Now more than ever, it's important to give yourself a kickstart so you can go that extra mile to lose a pound. Exercise is something both Shapiro and Young agree on; it's a necessity whenever you're looking to lose weight and lead an all-around healthy lifestyle.

If you're not already doing at least 150 minutes of moderately intense exercise per week (along with two days of muscle-strengthening physical activity), push yourself to make that happen. "Integrating physical activity into your daily routine benefits both your physical and mental health," Young explains. "Aim for about 150 minutes of moderate-intensity activity per week. Consistent exercise promotes gradual fat loss, contributing to weight loss."

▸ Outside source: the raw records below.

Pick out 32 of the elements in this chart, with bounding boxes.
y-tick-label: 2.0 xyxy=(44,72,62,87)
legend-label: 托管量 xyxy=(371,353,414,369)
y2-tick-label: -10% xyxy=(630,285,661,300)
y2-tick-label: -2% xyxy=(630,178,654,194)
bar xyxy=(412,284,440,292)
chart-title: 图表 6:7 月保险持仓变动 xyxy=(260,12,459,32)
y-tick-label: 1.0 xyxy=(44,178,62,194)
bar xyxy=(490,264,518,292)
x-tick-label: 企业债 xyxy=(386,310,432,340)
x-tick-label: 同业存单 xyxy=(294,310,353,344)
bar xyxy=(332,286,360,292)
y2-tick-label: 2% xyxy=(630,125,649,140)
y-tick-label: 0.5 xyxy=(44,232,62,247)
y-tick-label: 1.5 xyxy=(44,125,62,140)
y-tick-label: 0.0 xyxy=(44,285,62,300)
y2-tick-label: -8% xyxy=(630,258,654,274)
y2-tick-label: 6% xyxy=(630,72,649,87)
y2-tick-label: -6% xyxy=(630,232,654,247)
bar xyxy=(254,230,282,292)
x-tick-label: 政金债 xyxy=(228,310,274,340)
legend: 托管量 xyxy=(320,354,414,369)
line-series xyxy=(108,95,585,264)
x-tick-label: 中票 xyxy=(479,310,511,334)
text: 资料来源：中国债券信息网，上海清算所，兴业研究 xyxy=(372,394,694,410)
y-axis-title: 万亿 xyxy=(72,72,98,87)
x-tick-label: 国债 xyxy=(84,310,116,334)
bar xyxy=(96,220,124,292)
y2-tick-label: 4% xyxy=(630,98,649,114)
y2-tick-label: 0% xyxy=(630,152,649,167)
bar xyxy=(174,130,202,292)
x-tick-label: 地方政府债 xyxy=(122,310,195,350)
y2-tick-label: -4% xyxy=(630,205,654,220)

Make sure your diet is actually well-balanced.

healthy foods

Take a hard look at your weekly meal rotation, and see if you can make any necessary adjustments. Nutrients are essential to keeping you energized and able to perform normal bodily functions, Shapiro tells us. A solid balance of lean protein, healthy fat, and complex carbs will help you feel full and avoid unhealthy snacking between meals—which is a complete no-no when trying to lose one pound. "Avoid following diet trends such as a low-fat or low-carb diet, which can be unsustainable over time," Shapiro suggests.

Adding a good variety of foods into your meals offers essential nutrients such as minerals and vitamins. "A good rule of thumb is to fill half your plate with colorful fruits and vegetables, have a quarter to protein, and the remaining quarter to whole grains like brown rice," Young explains. "This ensures you receive all necessary macronutrients while consuming a wide variety of foods."